Da Borges a Calvino, il ‘900 letto sui libri di Kerbaker
È del 1936 la prima importante opera di Cesare Pavese che si intitola “Lavorare stanca”: si tratta di una raccolta di poesie dove sono già evidenti alcuni dei temi semantici che caratterizzeranno anche le produzioni successive. Tra questi, quello della solitudine e quello del silenzio e il suo rapporto di amore e odio nei confronti delle Langhe e dei luoghi della sua infanzia.
Nel frattempo inizia a scrivere i racconti che verranno pubblicati postumi, prima nella raccolta “Notte di festa” e poi, nel 1939, completa la stesura del suo primo romanzo breve tratto dall’esperienza del confino intitolato “Il carcere”. In quello stesso anno scrive “Paesi tuoi”. È la prima opera di narrativa data alle stampe nonché il primo grande successo dello scrittore che viene definitivamente assunto dalla casa editrice Einaudi nel 1942.
Durante l’occupazione tedesca si rifugia in un paese del Monferrato, dalla sorella. Dopo la Liberazione, si iscrive al partito Comunista e comincia a collaborare all’Unità. Sempre nel dopoguerra l’attività letteraria di Pavese prosegue con grande intensità. Sono diverse le opere pubblicate tra le quali spicca “La casa in collina”.

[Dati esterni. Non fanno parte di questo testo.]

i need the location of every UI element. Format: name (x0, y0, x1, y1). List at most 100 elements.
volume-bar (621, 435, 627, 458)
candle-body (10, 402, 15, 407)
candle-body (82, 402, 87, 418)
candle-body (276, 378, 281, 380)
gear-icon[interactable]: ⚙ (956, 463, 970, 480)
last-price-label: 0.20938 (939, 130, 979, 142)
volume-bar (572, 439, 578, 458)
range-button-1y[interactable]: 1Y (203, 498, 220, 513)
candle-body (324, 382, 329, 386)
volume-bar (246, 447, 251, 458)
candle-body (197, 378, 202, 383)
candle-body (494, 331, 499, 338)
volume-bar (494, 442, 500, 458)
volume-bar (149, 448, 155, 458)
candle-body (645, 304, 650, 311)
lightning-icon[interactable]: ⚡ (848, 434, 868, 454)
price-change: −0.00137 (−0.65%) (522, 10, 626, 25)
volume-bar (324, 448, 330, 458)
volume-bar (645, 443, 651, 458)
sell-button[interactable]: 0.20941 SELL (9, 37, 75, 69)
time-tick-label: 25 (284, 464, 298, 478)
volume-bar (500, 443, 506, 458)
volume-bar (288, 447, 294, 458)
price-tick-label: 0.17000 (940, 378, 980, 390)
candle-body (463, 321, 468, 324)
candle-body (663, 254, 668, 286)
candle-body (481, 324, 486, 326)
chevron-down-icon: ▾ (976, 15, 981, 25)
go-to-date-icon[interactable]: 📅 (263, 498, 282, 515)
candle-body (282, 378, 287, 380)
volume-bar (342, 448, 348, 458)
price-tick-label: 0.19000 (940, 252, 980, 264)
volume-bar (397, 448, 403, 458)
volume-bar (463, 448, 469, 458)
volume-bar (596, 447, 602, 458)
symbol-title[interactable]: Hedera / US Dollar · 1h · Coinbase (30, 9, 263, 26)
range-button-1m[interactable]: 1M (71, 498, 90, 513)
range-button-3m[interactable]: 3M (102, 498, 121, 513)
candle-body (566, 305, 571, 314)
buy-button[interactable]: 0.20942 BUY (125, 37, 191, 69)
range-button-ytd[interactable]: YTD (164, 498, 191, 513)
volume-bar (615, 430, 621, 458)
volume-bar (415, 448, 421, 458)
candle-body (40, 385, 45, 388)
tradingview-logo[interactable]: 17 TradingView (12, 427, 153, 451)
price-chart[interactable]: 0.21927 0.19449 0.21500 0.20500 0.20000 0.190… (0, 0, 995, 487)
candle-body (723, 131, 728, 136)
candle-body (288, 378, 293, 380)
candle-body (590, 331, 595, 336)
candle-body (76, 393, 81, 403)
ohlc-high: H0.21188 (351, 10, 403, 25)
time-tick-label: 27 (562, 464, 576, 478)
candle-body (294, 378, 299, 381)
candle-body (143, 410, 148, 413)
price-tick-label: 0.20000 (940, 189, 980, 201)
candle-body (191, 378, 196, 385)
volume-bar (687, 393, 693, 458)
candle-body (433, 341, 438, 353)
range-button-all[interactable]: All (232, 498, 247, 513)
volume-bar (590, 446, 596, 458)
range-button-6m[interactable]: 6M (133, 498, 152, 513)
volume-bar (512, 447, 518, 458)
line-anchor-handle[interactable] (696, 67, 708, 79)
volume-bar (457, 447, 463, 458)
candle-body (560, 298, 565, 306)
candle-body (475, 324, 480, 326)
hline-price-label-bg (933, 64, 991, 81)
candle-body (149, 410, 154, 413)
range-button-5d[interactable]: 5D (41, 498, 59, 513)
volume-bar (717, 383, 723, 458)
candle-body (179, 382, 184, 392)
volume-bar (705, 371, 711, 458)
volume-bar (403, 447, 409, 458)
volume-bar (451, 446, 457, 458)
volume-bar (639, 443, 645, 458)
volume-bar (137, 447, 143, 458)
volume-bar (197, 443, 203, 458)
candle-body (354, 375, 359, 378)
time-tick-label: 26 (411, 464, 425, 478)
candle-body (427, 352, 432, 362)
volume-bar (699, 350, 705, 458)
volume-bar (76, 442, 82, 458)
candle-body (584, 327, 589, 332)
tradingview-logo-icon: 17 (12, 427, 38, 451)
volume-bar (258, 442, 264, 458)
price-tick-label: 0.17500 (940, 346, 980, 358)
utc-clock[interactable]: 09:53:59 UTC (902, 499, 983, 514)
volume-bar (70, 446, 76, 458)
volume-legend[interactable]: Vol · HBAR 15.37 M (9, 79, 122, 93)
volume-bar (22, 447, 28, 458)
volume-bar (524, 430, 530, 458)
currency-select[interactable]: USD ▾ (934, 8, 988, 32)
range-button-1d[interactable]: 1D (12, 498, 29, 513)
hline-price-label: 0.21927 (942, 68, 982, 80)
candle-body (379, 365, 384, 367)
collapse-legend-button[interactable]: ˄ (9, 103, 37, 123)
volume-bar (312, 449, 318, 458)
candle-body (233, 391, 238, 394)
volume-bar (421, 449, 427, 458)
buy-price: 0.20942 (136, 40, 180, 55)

“La luna e i falò” e la vittoria del Premio Strega con “La bella estate”
Nel 1950 pubblica “La luna e i falò”, romanzo con cui torna ad affrontare il tema della guerra partigiana, già trattato ne “La casa in collina”. In quello stesso anno, a giugno, vince il Premio Strega con “La bella estate”: una raccolta di tre romanzi brevi scritti in tempi diversi e pubblicata da Einaudi nel 1949. Un’opera che comprende “La bella estate” (1940), “Il diavolo sulle colline” (1948), e “Tra donne sole” (1949).
La morte
Il 27 agosto 1950, due mesi dopo aver vinto il Premio Strega, Cesare Pavese muore a Torino. Colpito da un profondo disagio esistenziale e tormentato da una cocente delusione amorosa per via di Constance Dowling, attrice americana di cui lo scrittore era innamorato e alla quale dedicò i versi di “Verrà la morte e avrà i tuoi occhi”, Pavese si toglie la vita in una camera dell’albergo Roma di Piazza Carlo Felice a Torino. Sul tavolino della sua camera viene trovato un libro, “Dialoghi con Leucò”. Sulla prima pagina aveva scritto: “Perdono tutti e a tutti chiedo perdono. Va bene? Non fate troppi pettegolezzi”.